Nos dias 25 e 26 de outubro, a justiça eleitoral realizou ações em 17 universidades públicas, de nove estados, para coibir suposta prática de propaganda eleitoral. As operações incluíram a suspensão de eventos, apreensão de cartazes, faixas e de outros materiais e a fiscalização de aulas. No Ceará, além de dois campus da Uece, um da Universidade da Integração Internacional da Lusofonia Afro-Brasileira (Unilab) foi alvo das intervenções.

 

As decisões judiciais que determinaram intervenções nas universidades foram suspensas no dia seguinte, 27, pela ministra Cármen Lúcia, do Supremo Tribunal Federal (STF). Entretanto, "o clima de tensão" se manteve, afirma a primeira tesoureira do Sindicato Nacional dos Docentes do Ensino Superior (Andes), Raquel Dias Araújo, também professora da Universidade Estadual do Ceará (UECE).

 

Raquel Araújo explica que acontecimentos posteriores acentuaram o problema. Entre "uma série de ataques contra professores", ela destaca o caso da deputada estadual eleita pelo PSL em Santa Catarina Ana Carolina Campagnolo (PSL), que criou um "canal de denúncias" contra professores na internet e pediu que estudantes enviassem vídeos de discursos "político-partidários ou ideológicos" de docentes em sala de aula, após o resultado do segundo turno.

 

A iniciativa está sob investigação Ministério Público Federal (MPF) e, no dia 31, uma liminar da Justiça de Santa Catarina determinou que Campagnolo retire das redes sociais publicações incentivando alunos a delatarem professores.

Segundo relatos de Raquel Araújo e de Sâmbara Paula Ribeiro, presidente do Sindicato de Docentes da Universidade Estadual do Ceará (SindUECE), na esteira desses eventos os dois sindicatos têm tomado conhecimento de ações promovendo "um controle da comunidade acadêmica, ameaçando inclusive professores".

 

A preocupação é intensificada porque algumas das recentes interferências nas instituições de ensino visavam manifestações contra o fascismo e a favor da democracia. "Nós já temos um passado autoritário, que naquele momento atacou muito as universidades e que obviamente gera apreensão, pela história e pelas sinalizações que estão sendo dadas", diz Helena Martins, professora do curso de Publicidade e Propaganda da Universidade Federal do Ceará (UFC), referindo-se ao período ditatorial.

 

Entretanto, Martins explica que é difícil definir a situação dentro das universidades devido à autonomia universitária e a composição diversa das instituições.
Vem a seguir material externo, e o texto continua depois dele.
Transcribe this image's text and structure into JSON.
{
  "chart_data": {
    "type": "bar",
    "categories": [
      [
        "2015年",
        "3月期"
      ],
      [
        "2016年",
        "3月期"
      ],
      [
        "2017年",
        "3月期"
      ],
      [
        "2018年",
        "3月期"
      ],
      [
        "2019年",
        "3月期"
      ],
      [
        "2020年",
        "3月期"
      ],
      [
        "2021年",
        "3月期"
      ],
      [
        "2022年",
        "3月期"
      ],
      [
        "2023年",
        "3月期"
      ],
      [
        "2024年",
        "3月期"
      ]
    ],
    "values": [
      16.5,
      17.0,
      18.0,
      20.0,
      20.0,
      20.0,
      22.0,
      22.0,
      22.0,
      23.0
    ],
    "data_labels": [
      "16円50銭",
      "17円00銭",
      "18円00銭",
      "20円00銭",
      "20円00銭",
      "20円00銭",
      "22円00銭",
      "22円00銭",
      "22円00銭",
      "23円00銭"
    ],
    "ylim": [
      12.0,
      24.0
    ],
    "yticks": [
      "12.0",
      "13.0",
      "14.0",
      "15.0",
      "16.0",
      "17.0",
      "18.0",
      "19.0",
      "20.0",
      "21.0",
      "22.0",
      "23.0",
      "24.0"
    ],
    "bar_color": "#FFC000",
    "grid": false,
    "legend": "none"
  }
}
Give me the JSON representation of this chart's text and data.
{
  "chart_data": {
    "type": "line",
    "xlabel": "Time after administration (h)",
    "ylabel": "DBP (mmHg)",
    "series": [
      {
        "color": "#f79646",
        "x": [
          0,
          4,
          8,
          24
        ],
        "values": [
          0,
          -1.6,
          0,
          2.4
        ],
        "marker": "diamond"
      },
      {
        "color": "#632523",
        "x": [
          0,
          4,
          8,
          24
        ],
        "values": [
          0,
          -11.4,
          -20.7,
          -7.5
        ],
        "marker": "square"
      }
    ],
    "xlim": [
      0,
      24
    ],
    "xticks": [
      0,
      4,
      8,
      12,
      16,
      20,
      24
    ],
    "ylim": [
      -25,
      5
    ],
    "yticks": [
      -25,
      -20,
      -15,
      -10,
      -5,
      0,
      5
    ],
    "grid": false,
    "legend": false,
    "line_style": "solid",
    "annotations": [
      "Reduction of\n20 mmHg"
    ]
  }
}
Na contramão dos relatos apreensivos, Glauco Barreira, professor da faculdade de Direito da UFC, afirma que no ambiente universitário onde está inserido não há "exasperação".

 

"Eu vejo as discussões de ideias, alguns (professores) prognosticando melhorias para o governo, outros prognosticando uma má gestão, mas sem qualquer situação mais tensa.", relata, acrescentando que talvez a tranquilidade se deva à percepção, entre acadêmicos de Direito, de que há mecanismos da Justiça para refrear autoritarismos e abusos de poder.

O pleno do STF determinou por unanimidade a suspensão das decisões que autorizaram a entrada de policiais em universidades, confirmando a liminar concedida pela ministra Cármen Lúcia no dia 27.

 

Alguns dos professores com os quais O POVO conversou na semana passada sobre as tensões nas universidades não quiseram dar entrevista temendo represálias. "Nós estamos na mira", justificou um deles. O Sindicato dos Docentes das Universidades Federais do Estado do Ceará (ADUFC) comunicou que a diretoria da entidade deverá se reunir e divulgar posicionamento em breve. Procurado para informar sobre a situação dos alunos da UFC, o Diretório Central dos Estudantes (DCE) da Universidade informou que o assunto ainda será discutido.